日数の負った傷は鬼の気を纏ったものにつけられた霊傷ということもあり、野乃の助けを借りる他になかった。野乃は人魚を受け継ぐ巫女の家系であり『人魚歌舞』と呼ばれる巫女術で霊傷を癒すことが出来た。そういうことだったので、美空は野乃に電話をして寝ているところを起こし、寝起きで不機嫌になっている野乃を今度おいしいケーキをホールで持っていくからとご機嫌を取り日数を野乃が住んでいるマンションの部屋に運ばせた。
美空は雨が降る前に家に帰りたかったので家に帰り、風呂場に直行し、風呂場から出た後、桃の香りがするボディークリームを入念に塗ってからベッドの中に入った。
朝起きると雨が降っていた。雨の日は、雨戸に当たる雨の音が、美空の記憶のドアをコツコツコツとノックしているように響いた。夢現の中、寝返りをうち美空はナタリーと野乃に初めて会った時のことを思い出す。あの日も今日のように弱めの音を出す雨が降っていた。

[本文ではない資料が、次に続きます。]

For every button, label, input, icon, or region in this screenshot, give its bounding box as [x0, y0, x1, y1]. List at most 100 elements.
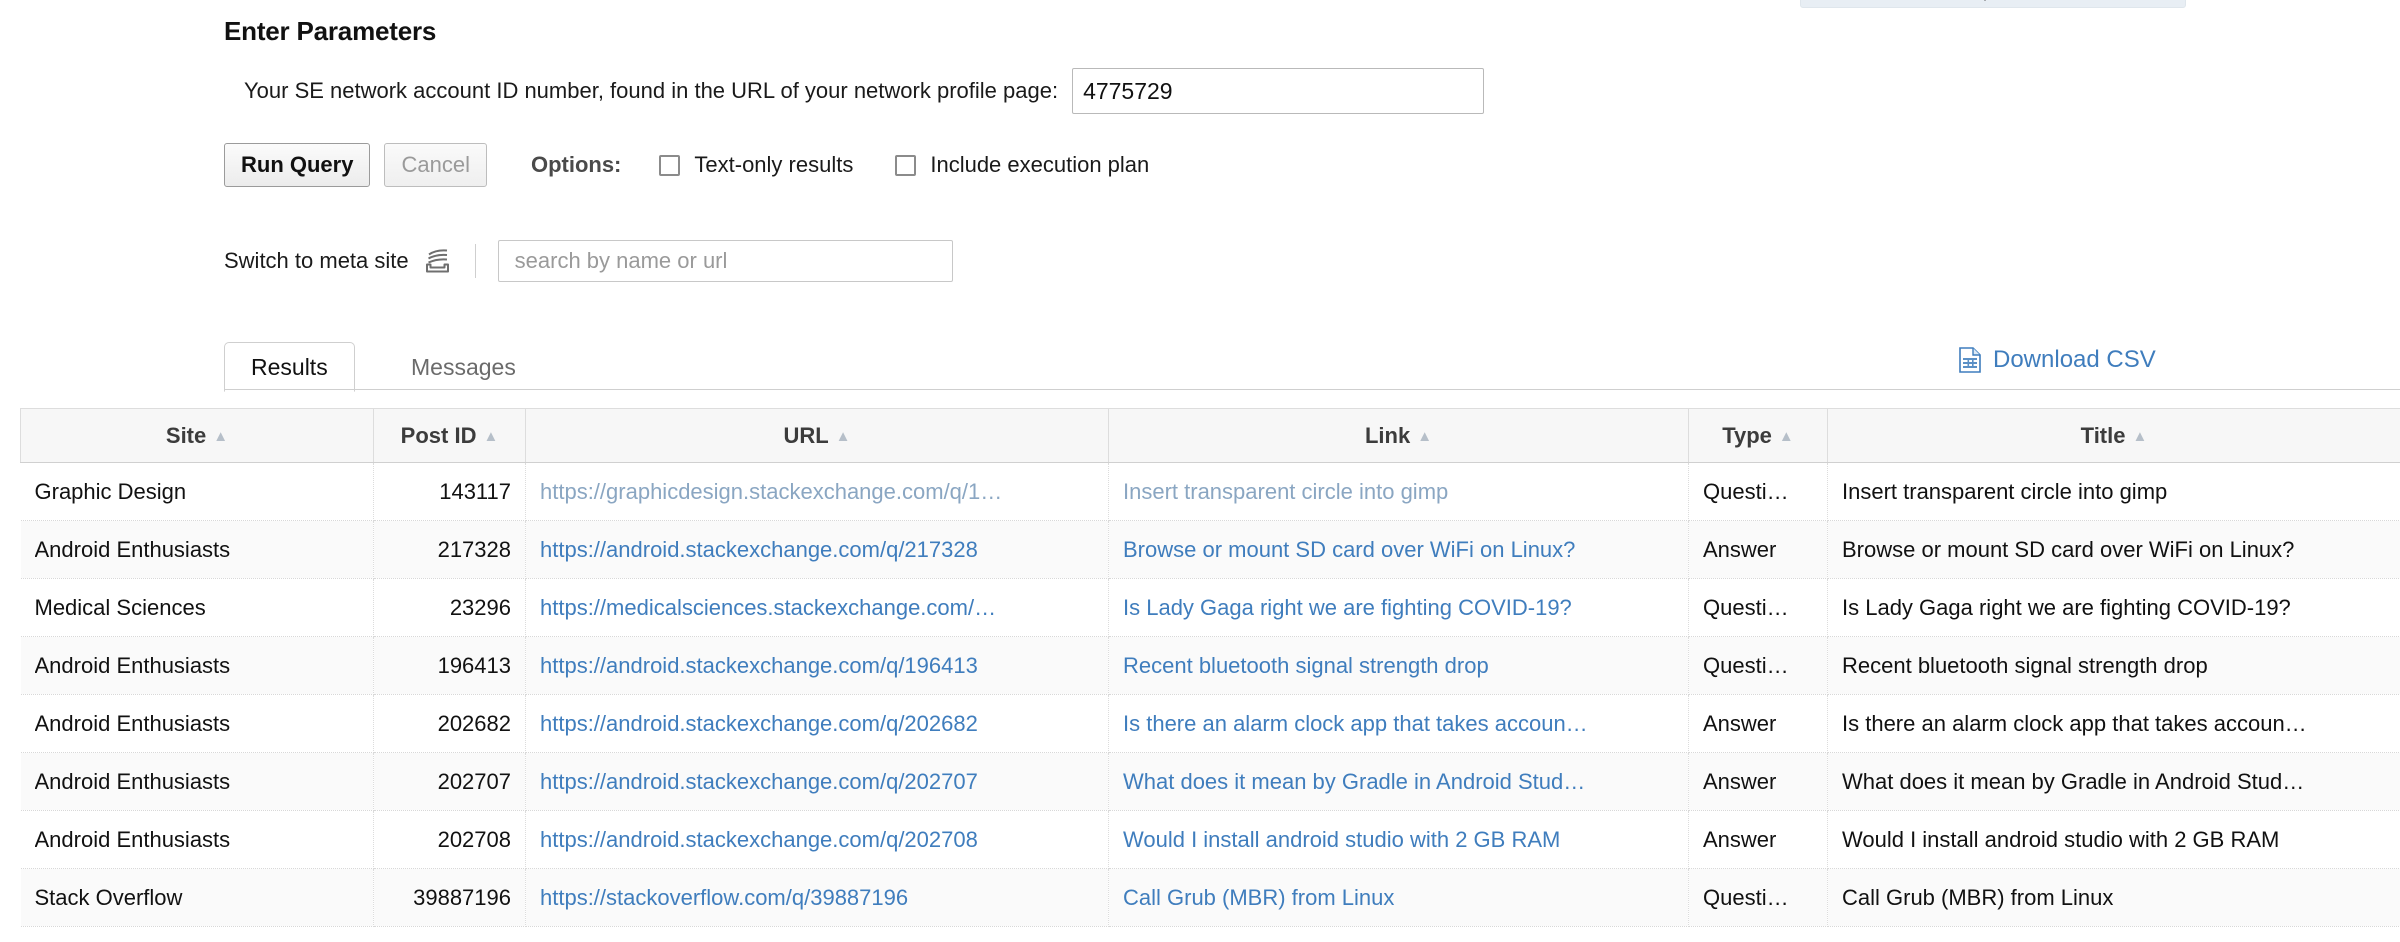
title-text: Recent bluetooth signal strength drop: [1842, 652, 2208, 678]
url-link[interactable]: https://android.stackexchange.com/q/2026…: [540, 711, 1094, 737]
actions-row: Run Query Cancel Options: Text-only resu…: [224, 143, 1149, 187]
cell-post-id: 202708: [373, 810, 526, 869]
tab-messages[interactable]: Messages: [384, 342, 543, 392]
cell-post-id: 202707: [373, 752, 526, 811]
url-link[interactable]: https://android.stackexchange.com/q/2027…: [540, 827, 1094, 853]
cancel-button[interactable]: Cancel: [384, 143, 487, 187]
url-link[interactable]: https://stackoverflow.com/q/39887196: [540, 885, 1094, 911]
cell-site: Android Enthusiasts: [20, 752, 374, 811]
cell-link-title[interactable]: Browse or mount SD card over WiFi on Lin…: [1108, 520, 1689, 579]
page-title: Enter Parameters: [224, 16, 437, 46]
post-link[interactable]: Is there an alarm clock app that takes a…: [1123, 711, 1674, 737]
title-text: Browse or mount SD card over WiFi on Lin…: [1842, 536, 2295, 562]
download-csv-label: Download CSV: [1993, 346, 2156, 373]
column-header-post-id[interactable]: Post ID ▲: [373, 408, 526, 463]
download-csv-link[interactable]: Download CSV: [1959, 346, 2156, 374]
post-link[interactable]: Insert transparent circle into gimp: [1123, 479, 1674, 505]
cell-link-title[interactable]: Call Grub (MBR) from Linux: [1108, 868, 1689, 927]
run-query-button[interactable]: Run Query: [224, 143, 371, 187]
execution-plan-label: Include execution plan: [930, 152, 1150, 177]
sort-asc-icon[interactable]: ▲: [1417, 428, 1432, 445]
option-execution-plan[interactable]: Include execution plan: [895, 152, 1149, 178]
cell-url[interactable]: https://android.stackexchange.com/q/1964…: [525, 636, 1109, 695]
cell-url[interactable]: https://android.stackexchange.com/q/2027…: [525, 810, 1109, 869]
column-header-url[interactable]: URL ▲: [525, 408, 1109, 463]
cell-site: Android Enthusiasts: [20, 810, 374, 869]
tab-results[interactable]: Results: [224, 342, 355, 392]
cell-type: Answer: [1688, 810, 1828, 869]
cell-url[interactable]: https://android.stackexchange.com/q/2026…: [525, 694, 1109, 753]
url-link[interactable]: https://android.stackexchange.com/q/1964…: [540, 653, 1094, 679]
cell-url[interactable]: https://android.stackexchange.com/q/2173…: [525, 520, 1109, 579]
url-link[interactable]: https://android.stackexchange.com/q/2027…: [540, 769, 1094, 795]
cell-url[interactable]: https://graphicdesign.stackexchange.com/…: [525, 462, 1109, 521]
column-header-link[interactable]: Link ▲: [1108, 408, 1689, 463]
cell-type: Questi…: [1688, 868, 1828, 927]
post-link[interactable]: Is Lady Gaga right we are fighting COVID…: [1123, 595, 1674, 621]
sort-asc-icon[interactable]: ▲: [483, 428, 498, 445]
execution-plan-checkbox[interactable]: [895, 154, 917, 176]
cell-link-title[interactable]: Is there an alarm clock app that takes a…: [1108, 694, 1689, 753]
cell-title: Recent bluetooth signal strength drop: [1827, 636, 2400, 695]
cell-type: Answer: [1688, 520, 1828, 579]
url-link[interactable]: https://medicalsciences.stackexchange.co…: [540, 595, 1094, 621]
sort-asc-icon[interactable]: ▲: [213, 428, 228, 445]
column-header-type[interactable]: Type ▲: [1688, 408, 1828, 463]
cell-title: What does it mean by Gradle in Android S…: [1827, 752, 2400, 811]
cell-url[interactable]: https://android.stackexchange.com/q/2027…: [525, 752, 1109, 811]
check-glyph-icon: ✓: [1981, 0, 1994, 6]
cell-link-title[interactable]: Is Lady Gaga right we are fighting COVID…: [1108, 578, 1689, 637]
post-link[interactable]: Browse or mount SD card over WiFi on Lin…: [1123, 537, 1674, 563]
column-header-site[interactable]: Site ▲: [20, 408, 374, 463]
post-link[interactable]: Recent bluetooth signal strength drop: [1123, 653, 1674, 679]
site-name: Stack Overflow: [34, 884, 183, 910]
table-row: Android Enthusiasts 202708 https://android…: [20, 810, 2400, 869]
site-name: Android Enthusiasts: [34, 768, 231, 794]
sort-asc-icon[interactable]: ▲: [836, 428, 851, 445]
column-header-url-label: URL: [783, 422, 829, 448]
option-text-only[interactable]: Text-only results: [659, 152, 853, 178]
column-header-link-label: Link: [1364, 422, 1411, 448]
table-row: Android Enthusiasts 202707 https://android…: [20, 752, 2400, 811]
cell-link-title[interactable]: What does it mean by Gradle in Android S…: [1108, 752, 1689, 811]
text-only-checkbox[interactable]: [659, 154, 681, 176]
post-link[interactable]: Would I install android studio with 2 GB…: [1123, 827, 1674, 853]
post-link[interactable]: Call Grub (MBR) from Linux: [1123, 885, 1674, 911]
column-header-type-label: Type: [1722, 422, 1772, 448]
switch-meta-label: Switch to meta site: [224, 248, 409, 273]
sort-asc-icon[interactable]: ▲: [1779, 428, 1794, 445]
cell-url[interactable]: https://stackoverflow.com/q/39887196: [525, 868, 1109, 927]
table-row: Android Enthusiasts 202682 https://android…: [20, 694, 2400, 753]
title-text: Is there an alarm clock app that takes a…: [1842, 710, 2307, 736]
page-root: ✓ Enter Parameters Your SE network accou…: [0, 0, 2400, 942]
stack-exchange-icon[interactable]: [423, 246, 453, 276]
table-row: Graphic Design 143117 https://graphicdesig…: [20, 462, 2400, 521]
cell-site: Graphic Design: [20, 462, 374, 521]
site-search-input[interactable]: [497, 240, 953, 282]
post-link[interactable]: What does it mean by Gradle in Android S…: [1123, 769, 1674, 795]
url-link[interactable]: https://android.stackexchange.com/q/2173…: [540, 537, 1094, 563]
cell-post-id: 39887196: [373, 868, 526, 927]
cell-link-title[interactable]: Insert transparent circle into gimp: [1108, 462, 1689, 521]
cell-url[interactable]: https://medicalsciences.stackexchange.co…: [525, 578, 1109, 637]
cell-post-id: 217328: [373, 520, 526, 579]
site-name: Android Enthusiasts: [34, 710, 231, 736]
cell-site: Stack Overflow: [20, 868, 374, 927]
results-table-wrapper: Site ▲ Post ID ▲ URL ▲ Link ▲ Type ▲ Title ▲ G…: [20, 408, 2400, 927]
sort-asc-icon[interactable]: ▲: [2132, 428, 2147, 445]
cell-site: Android Enthusiasts: [20, 520, 374, 579]
site-name: Android Enthusiasts: [34, 536, 231, 562]
title-text: Is Lady Gaga right we are fighting COVID…: [1842, 594, 2291, 620]
cell-type: Answer: [1688, 752, 1828, 811]
column-header-title[interactable]: Title ▲: [1827, 408, 2400, 463]
account-id-input[interactable]: [1072, 68, 1485, 114]
cell-site: Medical Sciences: [20, 578, 374, 637]
url-link[interactable]: https://graphicdesign.stackexchange.com/…: [540, 479, 1094, 505]
title-text: What does it mean by Gradle in Android S…: [1842, 768, 2305, 794]
title-text: Call Grub (MBR) from Linux: [1842, 884, 2114, 910]
cell-link-title[interactable]: Recent bluetooth signal strength drop: [1108, 636, 1689, 695]
cell-link-title[interactable]: Would I install android studio with 2 GB…: [1108, 810, 1689, 869]
cell-type: Questi…: [1688, 578, 1828, 637]
parameter-row: Your SE network account ID number, found…: [244, 68, 1485, 114]
tabs-underline: [224, 389, 2400, 390]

その日は、美空があの人という自分の父と弟を殺した日。
美空の生まれた霧谷家は、陰陽寮を追い出され没落した陰陽師の家系であった。追い出された理由は奉ってあった神刀を盗んだことに関わったためである。神刀が盗まれた時、下手人は捕まって裁かれたが、霧谷家が関わっているであろうというところまではわかったが盗まれた神刀は見つからなかった。決定的な証拠はなかったが、霧谷家はこの嫌疑により陰陽寮から追放されたのであった。その後霧谷家は表舞台からは姿を消したが、外法や禁忌に手を出し、どんな人間の姿にもなれる傀儡を作り出し、裏の世界で暗躍していった。しかしそれは幾人もの女の生贄を捧げた結果であった。